Ancient peoples exploring the Pacific were caught in a strong westerly and blown to what is now California. Landfall was believed to be just north of San Francisco. They left their canoes at the shore and began to explore inland, figuring they would explore this island and return for their canoes when they reached the other side. If the island were big enough, they could build new canoes on the other side. Little did they know what they had stumbled upon.

They made their way across the land, marveling at the size of this island. Long discussions ensued about the wisdom of continuing the trek. After much debate (and much more walking) they eventually arrived at the Mississippi River near its confluence with the Wisconsin River (now the town of Prairie du Chien). They built canoes (outriggers being unnecessary here) and began to explore the old-fashioned way. They made their way down the Mississippi to the Wisconsin River and from there to the Fox. At this point, mutiny was imminent. Had they continued a bit further, they would have discovered Green Bay and perhaps found their way to the Atlantic Ocean.
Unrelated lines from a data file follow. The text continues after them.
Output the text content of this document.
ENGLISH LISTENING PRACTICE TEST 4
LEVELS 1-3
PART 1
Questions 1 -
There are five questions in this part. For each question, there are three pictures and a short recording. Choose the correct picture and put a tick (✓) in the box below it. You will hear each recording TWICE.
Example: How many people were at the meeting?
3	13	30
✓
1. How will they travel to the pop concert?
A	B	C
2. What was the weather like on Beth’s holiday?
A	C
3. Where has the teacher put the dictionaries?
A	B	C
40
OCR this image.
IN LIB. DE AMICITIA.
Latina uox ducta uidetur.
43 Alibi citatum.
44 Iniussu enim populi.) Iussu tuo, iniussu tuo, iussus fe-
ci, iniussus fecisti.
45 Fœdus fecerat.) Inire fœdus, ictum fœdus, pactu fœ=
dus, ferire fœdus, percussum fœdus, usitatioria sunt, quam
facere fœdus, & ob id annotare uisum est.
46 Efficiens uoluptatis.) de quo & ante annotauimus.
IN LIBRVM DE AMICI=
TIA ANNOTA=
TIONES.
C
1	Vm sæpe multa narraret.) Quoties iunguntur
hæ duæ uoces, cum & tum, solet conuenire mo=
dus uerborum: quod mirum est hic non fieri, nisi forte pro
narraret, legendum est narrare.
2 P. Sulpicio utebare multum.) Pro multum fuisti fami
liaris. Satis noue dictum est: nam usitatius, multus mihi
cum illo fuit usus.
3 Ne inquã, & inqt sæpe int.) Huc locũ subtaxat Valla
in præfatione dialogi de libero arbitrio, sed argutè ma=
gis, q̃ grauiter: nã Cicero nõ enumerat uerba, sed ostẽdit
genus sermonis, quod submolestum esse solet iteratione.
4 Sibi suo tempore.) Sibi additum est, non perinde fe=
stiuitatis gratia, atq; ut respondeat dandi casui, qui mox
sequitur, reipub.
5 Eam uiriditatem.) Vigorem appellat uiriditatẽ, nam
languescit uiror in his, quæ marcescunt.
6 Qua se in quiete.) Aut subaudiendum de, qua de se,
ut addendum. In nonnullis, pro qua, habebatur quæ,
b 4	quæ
The group decided to settle in the Fox River Valley in what we now know as Kaukauna, WI. Exhibiting their wry sense of humor, they named this place for the “Big portage” of over 2000 miles required to get here.

In case one has any doubts as to the veracity of this history, we refer you to Brief of The Onion as Amicus Curiae in Support of Petitioner.

I was going to save this post for a cold winter night, but everyone is now referring to the case for which the brief cited above was written. By “everyone” I am specifically referring to my favorite Washington Post columnist.